Si une partie de l’atelier était en mode descendant, nous avons également intégré des cas pratiques au travers par exemple du travail sur un plan de communication ou des moments d’échanges autour de questions afin de donner la parole. Finalement, sur une durée de 1h30, 1 heure était sur le contenu de l’atelier et 30 min sur des discussions qui maillaient le déroulé et permettaient d’assurer son dynamisme et l’implication du public.

Un point essentiel pour moi, c’est que la partie descendante doit elle aussi être personnalisée par rapport aux attentes du public et à son niveau de connaissance des sujets. Elle doit permettre une appropriation rapide. Typiquement, dans le cadre de cet atelier, proposer une liste d’outils liés à la communication (Canva, Filmora, Eventbrite, MailChimp…) et facilement accessibles pour des communes de petite taille a été très bien perçu. Les participants se projetaient directement dans ce qu’ils pourraient en faire !  Il en est de même pour des partages concrets sur le développement de LinkedIn jusqu’alors peu utilisé dans le secteur public, ou sur des adéquations entre besoins de communication et applications déployées ailleurs.

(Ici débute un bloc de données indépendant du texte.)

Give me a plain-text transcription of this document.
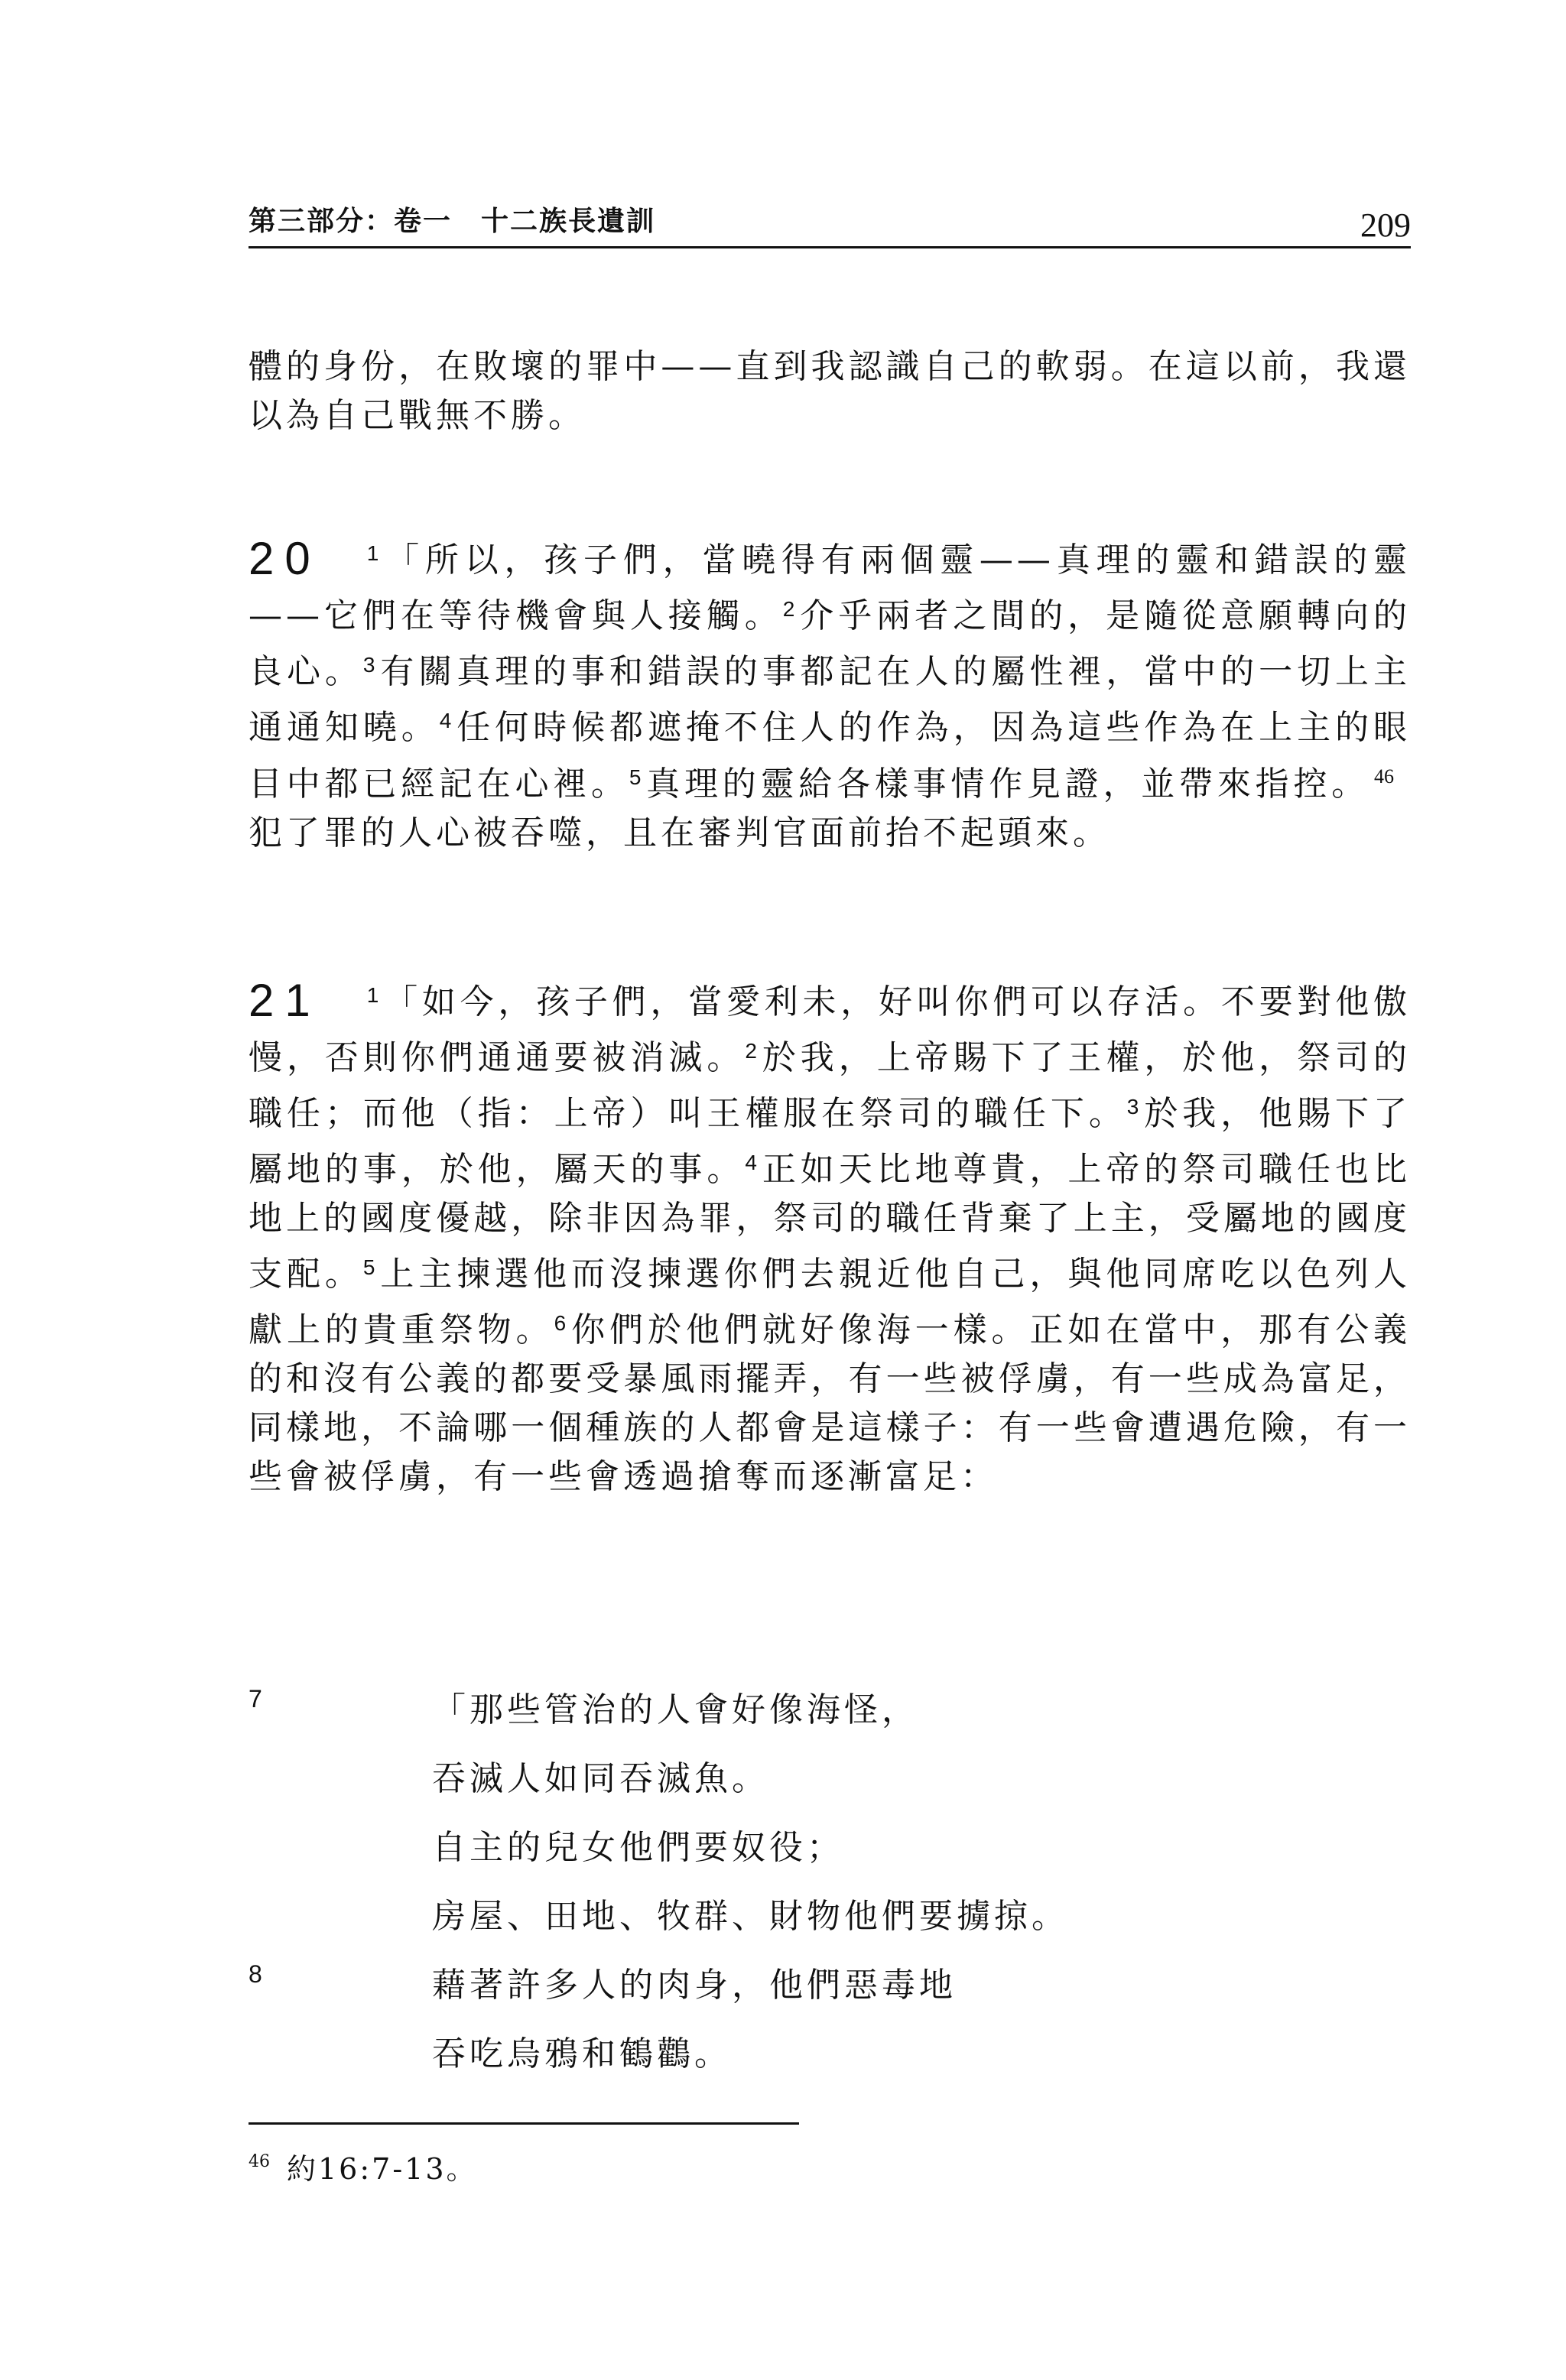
第三部分：卷一　十二族長遺訓	209
體的身份，在敗壞的罪中——直到我認識自己的軟弱。在這以前，我還以為自己戰無不勝。
20 $^1$ 「所以，孩子們，當曉得有兩個靈——真理的靈和錯誤的靈——它們在等待機會與人接觸。$^2$ 介乎兩者之間的，是隨從意願轉向的良心。$^3$ 有關真理的事和錯誤的事都記在人的屬性裡，當中的一切上主通通知曉。$^4$ 任何時候都遮掩不住人的作為，因為這些作為在上主的眼目中都已經記在心裡。$^5$ 真理的靈給各樣事情作見證，並帶來指控。 $^{46}$犯了罪的人心被吞噬，且在審判官面前抬不起頭來。
21 $^1$ 「如今，孩子們，當愛利未，好叫你們可以存活。不要對他傲慢，否則你們通通要被消滅。$^2$ 於我，上帝賜下了王權，於他，祭司的職任；而他（指：上帝）叫王權服在祭司的職任下。$^3$ 於我，他賜下了屬地的事，於他，屬天的事。$^4$ 正如天比地尊貴，上帝的祭司職任也比地上的國度優越，除非因為罪，祭司的職任背棄了上主，受屬地的國度支配。$^5$ 上主揀選他而沒揀選你們去親近他自己，與他同席吃以色列人獻上的貴重祭物。$^6$ 你們於他們就好像海一樣。正如在當中，那有公義的和沒有公義的都要受暴風雨擺弄，有一些被俘虜，有一些成為富足，同樣地，不論哪一個種族的人都會是這樣子：有一些會遭遇危險，有一些會被俘虜，有一些會透過搶奪而逐漸富足：
7	「那些管治的人會好像海怪，
吞滅人如同吞滅魚。
自主的兒女他們要奴役；
房屋、田地、牧群、財物他們要擄掠。
8	藉著許多人的肉身，他們惡毒地
吞吃烏鴉和鶴鸛。
$^{46}$ 約16:7-13。
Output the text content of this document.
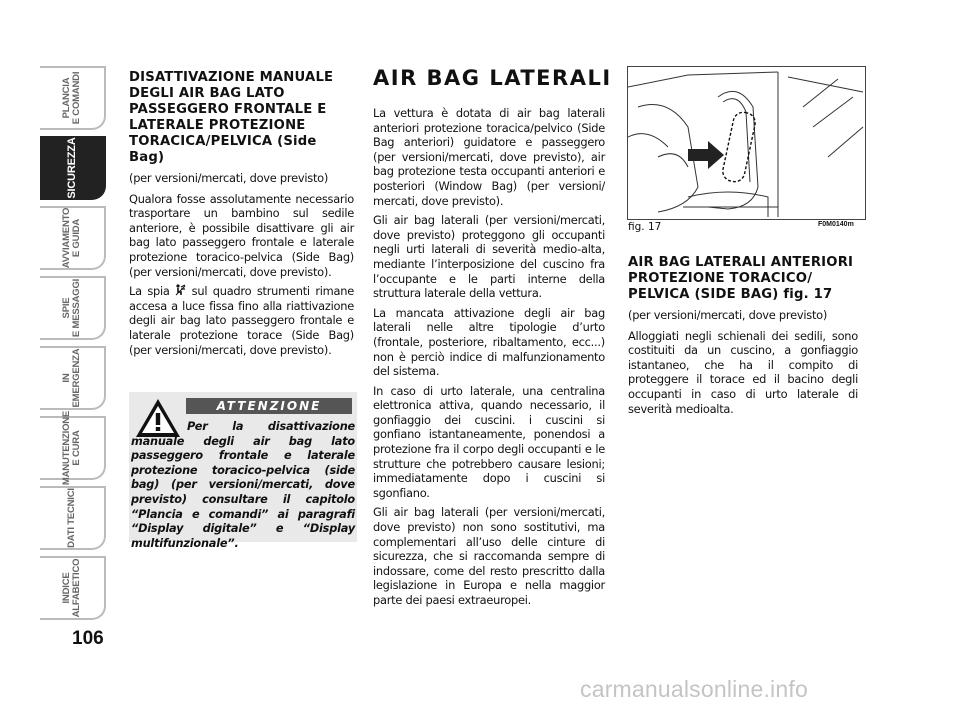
PLANCIA
E COMANDI
SICUREZZA
AVVIAMENTO
E GUIDA
SPIE
E MESSAGGI
IN
EMERGENZA
MANUTENZIONE
E CURA
DATI TECNICI
INDICE
ALFABETICO
106

DISATTIVAZIONE MANUALE DEGLI AIR BAG LATO PASSEGGERO FRONTALE E LATERALE PROTEZIONE TORACICA/PELVICA (Side Bag)

(per versioni/mercati, dove previsto)

Qualora fosse assolutamente necessario trasportare un bambino sul sedile anteriore, è possibile disattivare gli air bag lato passeggero frontale e laterale protezione toracico-pelvica (Side Bag) (per versioni/mercati, dove previsto).

La spia  sul quadro strumenti rimane accesa a luce fissa fino alla riattivazione degli air bag lato passeggero frontale e laterale protezione torace (Side Bag) (per versioni/mercati, dove previsto).

ATTENZIONE
Per la disattivazione manuale degli air bag lato passeggero frontale e laterale protezione toracico-pelvica (side bag) (per versioni/mercati, dove previsto) consultare il capitolo “Plancia e comandi” ai paragrafi “Display digitale” e “Display multifunzionale”.
AIR BAG LATERALI

La vettura è dotata di air bag laterali anteriori protezione toracica/pelvico (Side Bag anteriori) guidatore e passeggero (per versioni/mercati, dove previsto), air bag protezione testa occupanti anteriori e posteriori (Window Bag) (per versioni/ mercati, dove previsto).

Gli air bag laterali (per versioni/mercati, dove previsto) proteggono gli occupanti negli urti laterali di severità medio-alta, mediante l’interposizione del cuscino fra l’occupante e le parti interne della struttura laterale della vettura.

La mancata attivazione degli air bag laterali nelle altre tipologie d’urto (frontale, posteriore, ribaltamento, ecc...) non è perciò indice di malfunzionamento del sistema.

In caso di urto laterale, una centralina elettronica attiva, quando necessario, il gonfiaggio dei cuscini. i cuscini si gonfiano istantaneamente, ponendosi a protezione fra il corpo degli occupanti e le strutture che potrebbero causare lesioni; immediatamente dopo i cuscini si sgonfiano.

Gli air bag laterali (per versioni/mercati, dove previsto) non sono sostitutivi, ma complementari all’uso delle cinture di sicurezza, che si raccomanda sempre di indossare, come del resto prescritto dalla legislazione in Europa e nella maggior parte dei paesi extraeuropei.

fig. 17	F0M0140m

AIR BAG LATERALI ANTERIORI PROTEZIONE TORACICO/ PELVICA (SIDE BAG) fig. 17

(per versioni/mercati, dove previsto)

Alloggiati negli schienali dei sedili, sono costituiti da un cuscino, a gonfiaggio istantaneo, che ha il compito di proteggere il torace ed il bacino degli occupanti in caso di urto laterale di severità medioalta.

carmanualsonline.info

Bien sûr, au-delà de la pratique et des enjeux opérationnels, l’objectif était aussi de faire prendre du recul sur le « Pourquoi » avant de penser au « Comment ». Nous avons entamé l’atelier avec cet horizon, et avons également abordé des aspects méthodologiques pour bien repartir du but et du public à atteindre, puis en fonction de ceux-ci d’envisager les moyens. On ne met pas en place un panneau digital en cœur de ville sans savoir pourquoi !

De même, finir l’atelier par une partie sur les prochains petits pas permet de se mettre en mouvement, et se poser, ensemble, la question : que faire le lendemain de l’atelier avec ce que j’ai appris ?

Que retenez-vous de ces ateliers ? Quels conseils et bonnes pratiques pouvez-vous partager en termes de préparation et d’animation ?

Violaine : 

Prendre en compte dès le départ le public concerné par les ateliers est essentiel. Il y a déjà l’adaptation par rapport au client. Entre une collectivité et une grande entreprise privée, on n’aborde et on n’anime pas de la même façon ! Les exemples et les mises en contexte varient forcément beaucoup et c’est leur précision et la capacité qu’aura le public à se projeter qui permet d’impliquer et de sensibiliser.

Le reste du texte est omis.